How this site's playground authenticates
The playground on this site does not read any server environment variable. Visitors bring their own key by opening the Settings dialog in the top bar and pasting a value that starts with fal_. The key is stored in your browser's localStorage, attached to each proxy request as an x-fal-user-key header, and used to bill your own fal account. You can clear or replace it from the same dialog at any time.
Without a saved key the playground shows an "add your fal API key" card and refuses to submit. Operators of this site do not configure keys for anyone else.

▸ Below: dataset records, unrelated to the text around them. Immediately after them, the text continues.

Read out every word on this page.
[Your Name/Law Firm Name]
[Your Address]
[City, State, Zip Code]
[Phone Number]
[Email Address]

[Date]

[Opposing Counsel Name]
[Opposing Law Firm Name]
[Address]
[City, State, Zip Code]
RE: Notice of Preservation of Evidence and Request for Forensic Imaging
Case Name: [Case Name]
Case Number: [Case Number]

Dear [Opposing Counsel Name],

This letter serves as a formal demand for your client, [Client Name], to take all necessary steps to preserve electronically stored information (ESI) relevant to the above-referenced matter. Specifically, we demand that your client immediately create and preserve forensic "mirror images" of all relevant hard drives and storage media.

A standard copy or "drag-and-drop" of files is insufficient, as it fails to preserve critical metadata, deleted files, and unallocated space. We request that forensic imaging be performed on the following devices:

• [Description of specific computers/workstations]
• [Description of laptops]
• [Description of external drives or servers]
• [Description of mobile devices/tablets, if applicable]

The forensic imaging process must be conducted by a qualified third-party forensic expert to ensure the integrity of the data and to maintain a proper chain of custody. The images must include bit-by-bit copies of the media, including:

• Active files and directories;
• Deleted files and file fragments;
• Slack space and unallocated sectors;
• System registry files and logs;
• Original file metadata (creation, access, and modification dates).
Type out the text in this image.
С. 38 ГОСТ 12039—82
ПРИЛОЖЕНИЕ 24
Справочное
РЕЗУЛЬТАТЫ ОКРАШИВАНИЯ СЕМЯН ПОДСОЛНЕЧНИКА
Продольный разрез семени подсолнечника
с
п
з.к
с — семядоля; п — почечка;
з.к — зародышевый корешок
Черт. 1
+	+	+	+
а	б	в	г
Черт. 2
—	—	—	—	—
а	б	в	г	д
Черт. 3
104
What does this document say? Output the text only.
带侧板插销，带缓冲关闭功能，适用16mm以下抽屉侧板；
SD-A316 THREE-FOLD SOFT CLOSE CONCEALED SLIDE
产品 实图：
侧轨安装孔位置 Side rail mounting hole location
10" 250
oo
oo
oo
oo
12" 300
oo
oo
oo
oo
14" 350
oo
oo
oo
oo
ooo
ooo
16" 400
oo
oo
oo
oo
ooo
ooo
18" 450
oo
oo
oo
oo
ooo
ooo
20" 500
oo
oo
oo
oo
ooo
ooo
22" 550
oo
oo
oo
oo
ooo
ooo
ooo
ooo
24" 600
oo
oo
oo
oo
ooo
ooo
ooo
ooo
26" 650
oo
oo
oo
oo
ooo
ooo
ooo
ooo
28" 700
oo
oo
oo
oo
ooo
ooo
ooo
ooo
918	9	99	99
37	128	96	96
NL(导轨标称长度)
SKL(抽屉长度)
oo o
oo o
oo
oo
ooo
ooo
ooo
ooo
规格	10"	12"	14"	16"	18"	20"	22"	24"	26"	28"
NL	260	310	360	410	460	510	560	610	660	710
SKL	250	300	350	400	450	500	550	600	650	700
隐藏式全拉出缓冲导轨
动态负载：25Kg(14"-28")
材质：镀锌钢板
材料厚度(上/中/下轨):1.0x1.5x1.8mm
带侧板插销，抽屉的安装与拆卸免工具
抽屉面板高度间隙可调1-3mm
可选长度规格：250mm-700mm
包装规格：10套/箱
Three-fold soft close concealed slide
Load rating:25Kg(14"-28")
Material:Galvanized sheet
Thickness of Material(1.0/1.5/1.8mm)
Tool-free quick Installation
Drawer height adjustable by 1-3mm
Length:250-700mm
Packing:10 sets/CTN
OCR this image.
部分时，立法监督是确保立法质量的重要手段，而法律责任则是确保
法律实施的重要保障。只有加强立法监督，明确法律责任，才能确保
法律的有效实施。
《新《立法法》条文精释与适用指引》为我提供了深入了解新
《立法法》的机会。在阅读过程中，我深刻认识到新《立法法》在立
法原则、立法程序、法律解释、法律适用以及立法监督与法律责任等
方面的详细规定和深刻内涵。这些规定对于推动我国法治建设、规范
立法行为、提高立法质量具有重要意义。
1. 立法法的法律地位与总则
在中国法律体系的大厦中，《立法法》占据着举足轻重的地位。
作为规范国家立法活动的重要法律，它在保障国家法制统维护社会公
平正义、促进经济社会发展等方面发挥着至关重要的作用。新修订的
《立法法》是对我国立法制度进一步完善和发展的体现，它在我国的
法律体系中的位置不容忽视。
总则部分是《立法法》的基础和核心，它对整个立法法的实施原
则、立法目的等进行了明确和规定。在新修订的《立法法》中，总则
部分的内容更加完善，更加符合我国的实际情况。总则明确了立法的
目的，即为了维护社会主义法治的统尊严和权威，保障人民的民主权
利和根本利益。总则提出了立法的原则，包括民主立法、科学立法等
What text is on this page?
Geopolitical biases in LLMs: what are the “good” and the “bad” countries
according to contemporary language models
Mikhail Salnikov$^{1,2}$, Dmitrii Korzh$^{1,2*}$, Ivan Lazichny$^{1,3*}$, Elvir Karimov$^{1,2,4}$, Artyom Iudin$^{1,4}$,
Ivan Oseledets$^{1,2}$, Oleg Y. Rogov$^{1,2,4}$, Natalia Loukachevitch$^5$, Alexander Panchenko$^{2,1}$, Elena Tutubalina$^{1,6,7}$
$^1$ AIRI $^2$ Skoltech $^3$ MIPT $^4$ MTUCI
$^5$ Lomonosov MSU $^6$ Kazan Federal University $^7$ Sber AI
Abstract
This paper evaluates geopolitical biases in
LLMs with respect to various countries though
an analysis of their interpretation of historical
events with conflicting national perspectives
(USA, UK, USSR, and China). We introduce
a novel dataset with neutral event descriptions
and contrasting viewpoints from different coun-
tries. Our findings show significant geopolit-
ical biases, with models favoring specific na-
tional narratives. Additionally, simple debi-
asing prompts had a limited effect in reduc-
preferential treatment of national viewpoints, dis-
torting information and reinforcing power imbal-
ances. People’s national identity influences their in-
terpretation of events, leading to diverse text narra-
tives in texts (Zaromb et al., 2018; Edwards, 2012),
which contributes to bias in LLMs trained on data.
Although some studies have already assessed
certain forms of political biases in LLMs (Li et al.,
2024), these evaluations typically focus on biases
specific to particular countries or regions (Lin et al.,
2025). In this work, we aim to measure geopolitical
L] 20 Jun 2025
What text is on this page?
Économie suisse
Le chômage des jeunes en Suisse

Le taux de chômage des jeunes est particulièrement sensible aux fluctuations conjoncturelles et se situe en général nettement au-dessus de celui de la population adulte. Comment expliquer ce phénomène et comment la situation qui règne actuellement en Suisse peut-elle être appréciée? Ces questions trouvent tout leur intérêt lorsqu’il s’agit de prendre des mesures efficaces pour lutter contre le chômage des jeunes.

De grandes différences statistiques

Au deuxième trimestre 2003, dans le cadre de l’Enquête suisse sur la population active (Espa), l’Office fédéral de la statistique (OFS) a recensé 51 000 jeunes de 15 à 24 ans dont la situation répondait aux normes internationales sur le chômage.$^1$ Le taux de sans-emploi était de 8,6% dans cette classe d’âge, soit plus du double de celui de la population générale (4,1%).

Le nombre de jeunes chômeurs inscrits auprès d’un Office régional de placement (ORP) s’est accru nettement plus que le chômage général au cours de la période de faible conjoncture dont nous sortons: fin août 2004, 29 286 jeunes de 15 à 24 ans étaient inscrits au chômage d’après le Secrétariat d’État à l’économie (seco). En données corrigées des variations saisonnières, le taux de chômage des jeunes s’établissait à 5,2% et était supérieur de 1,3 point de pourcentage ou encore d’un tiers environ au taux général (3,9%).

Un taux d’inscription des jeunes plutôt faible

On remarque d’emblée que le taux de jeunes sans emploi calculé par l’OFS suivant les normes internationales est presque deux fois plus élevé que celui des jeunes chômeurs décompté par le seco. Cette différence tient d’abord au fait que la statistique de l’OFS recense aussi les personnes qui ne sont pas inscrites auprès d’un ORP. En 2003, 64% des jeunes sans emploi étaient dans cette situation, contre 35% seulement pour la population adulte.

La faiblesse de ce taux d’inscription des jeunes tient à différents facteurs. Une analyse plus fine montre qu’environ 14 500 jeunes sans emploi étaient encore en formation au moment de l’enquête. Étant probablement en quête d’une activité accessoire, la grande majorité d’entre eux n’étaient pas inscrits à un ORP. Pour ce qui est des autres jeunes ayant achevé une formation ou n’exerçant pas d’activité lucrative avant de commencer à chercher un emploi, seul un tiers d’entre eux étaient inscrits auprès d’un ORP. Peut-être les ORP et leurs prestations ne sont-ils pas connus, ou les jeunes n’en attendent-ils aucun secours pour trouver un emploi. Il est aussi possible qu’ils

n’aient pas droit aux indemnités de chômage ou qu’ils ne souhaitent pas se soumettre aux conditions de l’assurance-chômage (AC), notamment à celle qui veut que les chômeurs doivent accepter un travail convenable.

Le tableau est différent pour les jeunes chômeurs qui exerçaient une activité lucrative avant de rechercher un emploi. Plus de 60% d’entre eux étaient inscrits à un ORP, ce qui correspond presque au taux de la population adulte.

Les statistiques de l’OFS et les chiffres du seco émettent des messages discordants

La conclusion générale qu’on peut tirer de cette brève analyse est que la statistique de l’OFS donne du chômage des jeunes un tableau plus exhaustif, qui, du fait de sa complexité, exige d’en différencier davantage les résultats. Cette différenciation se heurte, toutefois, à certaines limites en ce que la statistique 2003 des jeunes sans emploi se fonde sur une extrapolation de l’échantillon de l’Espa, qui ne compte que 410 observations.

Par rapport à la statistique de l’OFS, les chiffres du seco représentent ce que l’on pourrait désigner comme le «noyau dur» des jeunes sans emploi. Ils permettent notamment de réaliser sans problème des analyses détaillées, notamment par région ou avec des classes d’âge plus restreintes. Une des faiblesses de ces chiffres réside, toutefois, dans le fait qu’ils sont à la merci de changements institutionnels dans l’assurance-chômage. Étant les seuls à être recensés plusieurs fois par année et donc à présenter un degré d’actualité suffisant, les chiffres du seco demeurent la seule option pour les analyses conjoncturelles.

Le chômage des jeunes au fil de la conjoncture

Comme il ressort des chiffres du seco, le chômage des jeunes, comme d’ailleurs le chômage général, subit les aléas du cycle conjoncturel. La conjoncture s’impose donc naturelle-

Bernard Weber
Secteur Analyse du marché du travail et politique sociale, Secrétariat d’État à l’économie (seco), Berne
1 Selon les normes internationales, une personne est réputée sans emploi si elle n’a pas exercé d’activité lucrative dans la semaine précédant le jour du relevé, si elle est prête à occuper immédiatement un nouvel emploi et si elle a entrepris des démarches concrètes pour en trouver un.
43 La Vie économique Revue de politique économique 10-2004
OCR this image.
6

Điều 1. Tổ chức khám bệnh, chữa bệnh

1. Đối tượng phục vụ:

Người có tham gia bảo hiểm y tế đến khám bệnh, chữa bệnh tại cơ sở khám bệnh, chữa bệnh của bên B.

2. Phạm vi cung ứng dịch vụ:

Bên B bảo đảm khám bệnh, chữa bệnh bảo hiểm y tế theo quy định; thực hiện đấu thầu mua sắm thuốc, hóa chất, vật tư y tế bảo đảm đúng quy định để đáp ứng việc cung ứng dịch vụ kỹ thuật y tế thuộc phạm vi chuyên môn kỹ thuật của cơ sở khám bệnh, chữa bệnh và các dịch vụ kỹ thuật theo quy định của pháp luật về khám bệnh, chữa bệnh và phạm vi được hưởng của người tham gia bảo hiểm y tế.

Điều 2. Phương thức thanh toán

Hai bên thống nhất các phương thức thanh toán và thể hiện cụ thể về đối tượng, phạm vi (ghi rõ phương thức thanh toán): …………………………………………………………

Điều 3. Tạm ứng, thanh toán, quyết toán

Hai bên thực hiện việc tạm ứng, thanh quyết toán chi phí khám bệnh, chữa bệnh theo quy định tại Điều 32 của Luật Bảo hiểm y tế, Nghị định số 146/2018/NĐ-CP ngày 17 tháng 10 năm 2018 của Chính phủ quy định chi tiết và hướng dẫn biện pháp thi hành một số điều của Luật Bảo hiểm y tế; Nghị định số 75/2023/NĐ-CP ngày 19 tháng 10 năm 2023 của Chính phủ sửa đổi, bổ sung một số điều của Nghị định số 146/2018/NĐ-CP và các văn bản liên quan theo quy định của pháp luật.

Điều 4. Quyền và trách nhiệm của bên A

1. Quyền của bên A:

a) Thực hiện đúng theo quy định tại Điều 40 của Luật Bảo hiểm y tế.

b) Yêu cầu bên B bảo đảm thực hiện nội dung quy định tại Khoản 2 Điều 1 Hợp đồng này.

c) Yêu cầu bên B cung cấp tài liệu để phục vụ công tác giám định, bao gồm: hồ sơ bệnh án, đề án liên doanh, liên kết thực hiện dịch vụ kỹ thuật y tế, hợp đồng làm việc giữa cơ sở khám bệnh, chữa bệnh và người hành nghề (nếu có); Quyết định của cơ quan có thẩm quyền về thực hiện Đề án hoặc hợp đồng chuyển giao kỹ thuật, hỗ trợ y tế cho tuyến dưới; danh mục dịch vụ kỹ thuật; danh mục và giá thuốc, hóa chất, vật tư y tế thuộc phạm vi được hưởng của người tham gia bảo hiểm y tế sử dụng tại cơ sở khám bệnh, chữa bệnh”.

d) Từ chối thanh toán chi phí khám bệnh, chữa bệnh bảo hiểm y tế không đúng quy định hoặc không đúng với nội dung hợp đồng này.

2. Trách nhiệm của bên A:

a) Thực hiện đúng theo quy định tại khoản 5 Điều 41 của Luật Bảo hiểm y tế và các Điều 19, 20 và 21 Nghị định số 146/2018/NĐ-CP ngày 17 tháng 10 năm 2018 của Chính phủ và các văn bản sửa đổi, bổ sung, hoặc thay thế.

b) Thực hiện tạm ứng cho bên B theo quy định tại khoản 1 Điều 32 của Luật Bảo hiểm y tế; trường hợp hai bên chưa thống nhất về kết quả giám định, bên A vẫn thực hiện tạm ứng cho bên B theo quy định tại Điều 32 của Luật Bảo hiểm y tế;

How to configure keys in your own app
When you build a server of your own that calls Kling 3.0 Pro, the canonical pattern is a FAL_KEY environment variable on the host that runs your code. The SDKs pick it up automatically, the browser never sees it, and you rotate it from the same dashboard.
1# .env.local (Next.js, or any server env)2FAL_KEY=fal_... # never expose to the browser
For a quick local experiment where you are the only user, setting NEXT_PUBLIC_FAL_KEY makes the key available in the browser bundle. Only use this for local hacking against your own machine. Rate-limit it on the fal dashboard before it ever lives in a real commit.
1# .env.local (prototype only; this key lands in the browser bundle)2NEXT_PUBLIC_FAL_KEY=fal_...
Security rules
- Never commit a key. Add
.env*to your gitignore. - Use one key per environment (dev, staging, prod). Rotate them independently.
- Rotate immediately if a key lands in a commit, a screenshot, or a log.
- For your own production app, keep the key on a server and proxy the browser through it. A public site that exposes a raw key is a credit faucet.